Jennifer Baker: Publishing, Writing, and Representation
New MFA faculty member Jennifer Baker is a Pushcart-Prize-nominated writer, contributor for the digital publisher Electric Literature, founder of the podcast, Minorities in Publishing, and editor of the anthology Everyday People: The Color of Life. Baker has taught at conferences and in workshops; this is her first faculty position.
“I'm eager to engage with a concrete community over the course of the
semester,” she says. “I feel like the dynamics in a workshop can build a firm
sense of approach for not only participants, but for the ones leading
discussion and critique. Instructors learn so much from students in workshops
that it becomes a very reciprocal space for the exchange of ideas.”
Baker is teaching the
course Creative Nonfiction Writing II: Art of the Essay. “Barely There,” her
lauded piece published in Longreads last year, demonstrates mastery in bringing
the reader into an essay viscerally.
“My
focus was on hair more so than the body, even though hair is part of your body.

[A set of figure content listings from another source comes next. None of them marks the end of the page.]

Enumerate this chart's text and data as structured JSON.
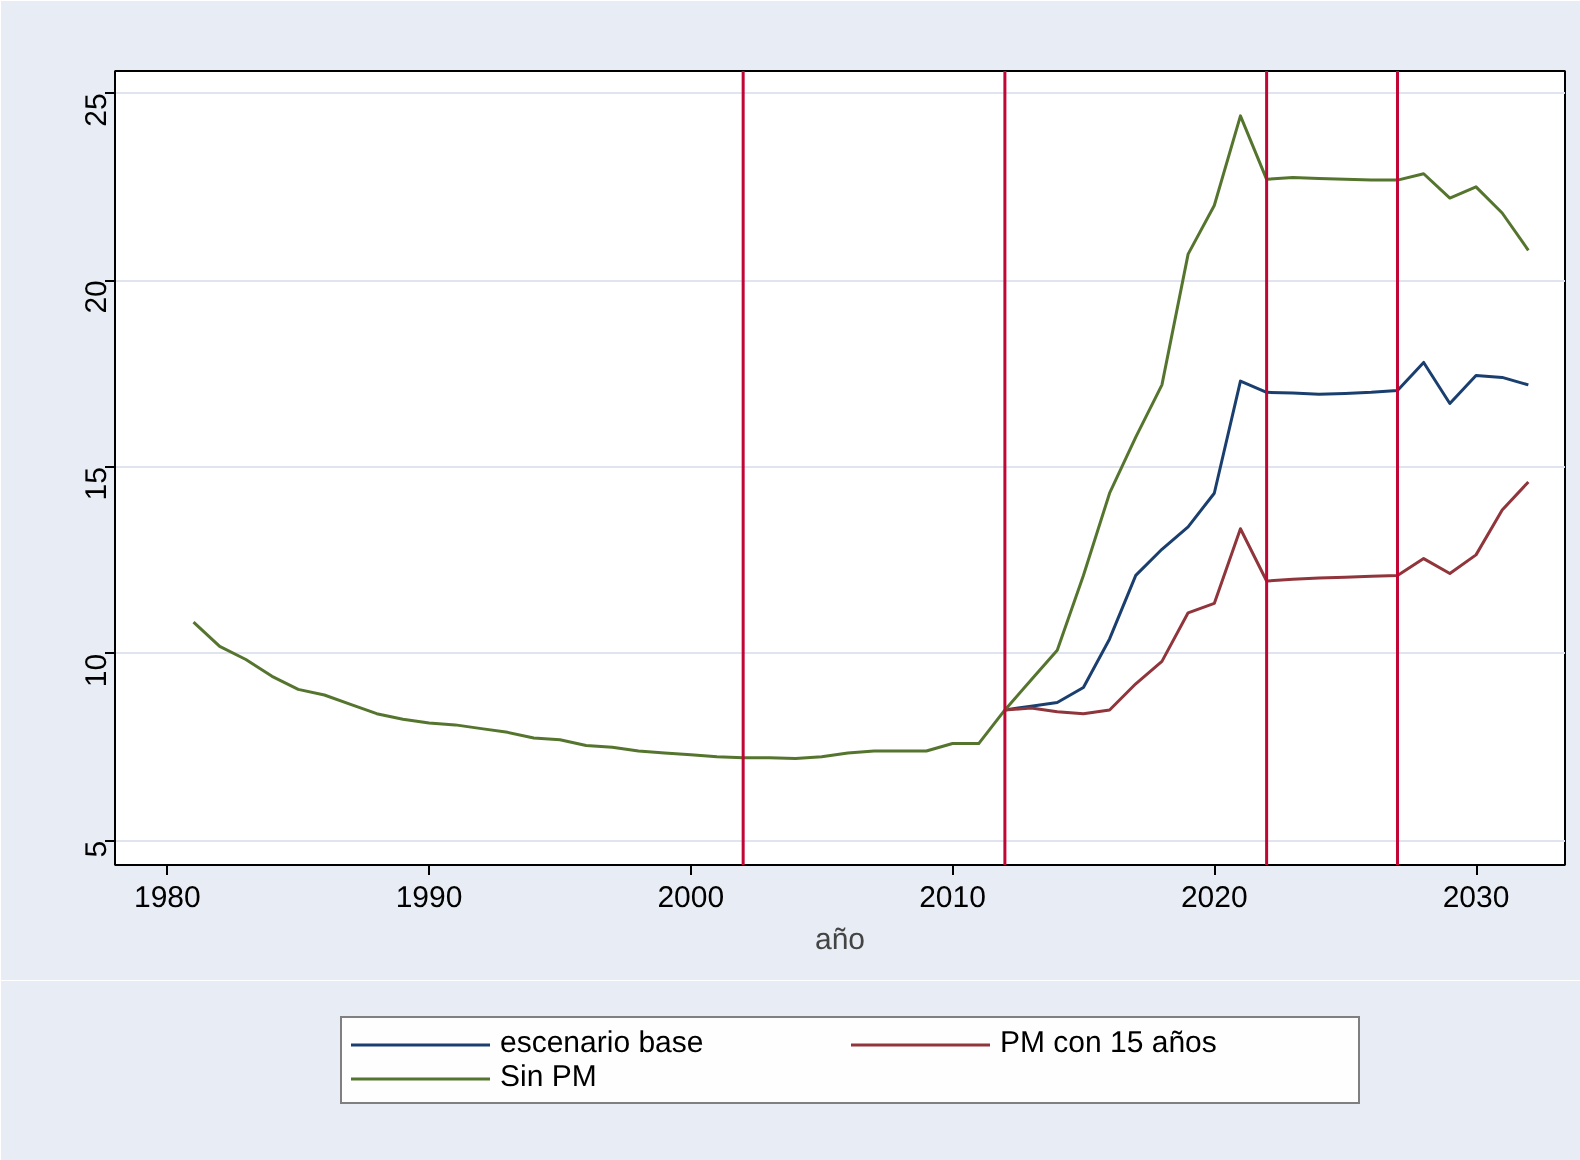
{
  "chart_data": {
    "type": "line",
    "xlabel": "año",
    "x": [
      1981,
      1982,
      1983,
      1984,
      1985,
      1986,
      1987,
      1988,
      1989,
      1990,
      1991,
      1992,
      1993,
      1994,
      1995,
      1996,
      1997,
      1998,
      1999,
      2000,
      2001,
      2002,
      2003,
      2004,
      2005,
      2006,
      2007,
      2008,
      2009,
      2010,
      2011,
      2012,
      2013,
      2014,
      2015,
      2016,
      2017,
      2018,
      2019,
      2020,
      2021,
      2022,
      2023,
      2024,
      2025,
      2026,
      2027,
      2028,
      2029,
      2030,
      2031,
      2032
    ],
    "series": [
      {
        "name": "escenario base",
        "color": "#1a3f6f",
        "values": [
          null,
          null,
          null,
          null,
          null,
          null,
          null,
          null,
          null,
          null,
          null,
          null,
          null,
          null,
          null,
          null,
          null,
          null,
          null,
          null,
          null,
          null,
          null,
          null,
          null,
          null,
          null,
          null,
          null,
          null,
          null,
          8.5,
          8.6,
          8.7,
          9.1,
          10.4,
          12.1,
          12.8,
          13.4,
          14.3,
          17.3,
          17.0,
          16.98,
          16.95,
          16.97,
          17.0,
          17.05,
          17.8,
          16.7,
          17.45,
          17.4,
          17.2
        ]
      },
      {
        "name": "PM con 15 años",
        "color": "#90353b",
        "values": [
          null,
          null,
          null,
          null,
          null,
          null,
          null,
          null,
          null,
          null,
          null,
          null,
          null,
          null,
          null,
          null,
          null,
          null,
          null,
          null,
          null,
          null,
          null,
          null,
          null,
          null,
          null,
          null,
          null,
          null,
          null,
          8.5,
          8.55,
          8.45,
          8.4,
          8.5,
          9.2,
          9.8,
          11.1,
          11.35,
          13.35,
          11.95,
          12.0,
          12.03,
          12.05,
          12.08,
          12.1,
          12.55,
          12.15,
          12.65,
          13.85,
          14.6
        ]
      },
      {
        "name": "Sin PM",
        "color": "#55752f",
        "values": [
          10.85,
          10.2,
          9.85,
          9.4,
          9.05,
          8.9,
          8.65,
          8.4,
          8.25,
          8.15,
          8.1,
          8.0,
          7.9,
          7.75,
          7.7,
          7.55,
          7.5,
          7.4,
          7.35,
          7.3,
          7.25,
          7.22,
          7.22,
          7.2,
          7.25,
          7.35,
          7.4,
          7.4,
          7.4,
          7.6,
          7.6,
          8.5,
          9.3,
          10.1,
          12.1,
          14.3,
          15.8,
          17.2,
          20.7,
          22.0,
          24.4,
          22.7,
          22.75,
          22.72,
          22.7,
          22.68,
          22.68,
          22.85,
          22.2,
          22.5,
          21.8,
          20.8
        ]
      }
    ],
    "xlim": [
      1978,
      2033.4
    ],
    "ylim": [
      4.35,
      25.6
    ],
    "xticks": [
      1980,
      1990,
      2000,
      2010,
      2020,
      2030
    ],
    "yticks": [
      5,
      10,
      15,
      20,
      25
    ],
    "ref_lines": [
      {
        "axis": "x",
        "value": 2002,
        "color": "#c10534"
      },
      {
        "axis": "x",
        "value": 2012,
        "color": "#c10534"
      },
      {
        "axis": "x",
        "value": 2022,
        "color": "#c10534"
      },
      {
        "axis": "x",
        "value": 2027,
        "color": "#c10534"
      }
    ],
    "grid": "y",
    "legend": "bottom",
    "marker": "none",
    "line_style": "solid"
  }
}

I knew I wanted to discuss hair in a different way, one that didn't focus on
the much-treaded discussion of the hair on my head,” she says. “And that's when
critique partners helped me see that the piece wasn't just about hair, but the
body and expectation, more so how societal expectations result in personal
preferences.”
Her work as a writer and editor
makes her an empathetic instructor. “If
I weren't a writer, I might not think so much about how writers react and
approach their writing because I'd be looking at things from one lens. When you
not only produce work, but edit work, and then also engage with people from the
idea to the final product you can really see and relate to how the writer's
mind works.”
“My editing style is on par with my writing style in that I ask many questions, most primarily ‘What is this about?’” Baker continues: “‘What's my aim here? Who am I speaking to? What do I want to leave readers with at the end of this piece?’” Digging deep for answers to those questions, she reminds writers that there is no one way to tell a story or organize a narrative. “You can be experimental, direct, linear, or epistolary,” she says. “I like to work out methodology as well as reasoning in my work, and with those I work with in the instructional space or publishing space.”
Baker is committed to
shining a light on underrepresented voices in literature and publishing. “The industry has a lot of work to do, but Minorities
in Publishing really aims to showcase that we're here, and there's always going
to be space for us,” Baker says. “[My podcast] started out and continues to be
a place for people to learn and know that there are many, many people of
various backgrounds in the industry doing this work for various reasons. I
really didn't think I'd still be doing it six years and more than 100 episodes
later. It’s become part of my identity.”
There is clearly much
work still to be done. “I've seen
publishing focus on the moment rather than the long game. Have there been more
acquisitions of books by and about BIPOC?” Baker asks. “Sure. But what were
those numbers before, and how steadily will this continue?”
For the anthology, Everyday People, she says, “The biggest thing for me was to ensure I was
creating an anthology focusing on BIPOC authors and perspectives that was not
centering trauma that comes from being a specific identity. I wanted the full
swath of the human experience, as cliché as that may sound, which centered
BIPOC writers and allowed you to relate to them—no matter the micro and macro
issues they're going through in their life—and to see different approaches in
storytelling in style, voice, structure, and aims.” And she did, as discussed
in an interview for epiphany.
In
Baker’s editing and in her own writing, she serves as an example to her future
students of how to go both wide and deep, paying keen attention to both the
self and the wider world—and our place in it.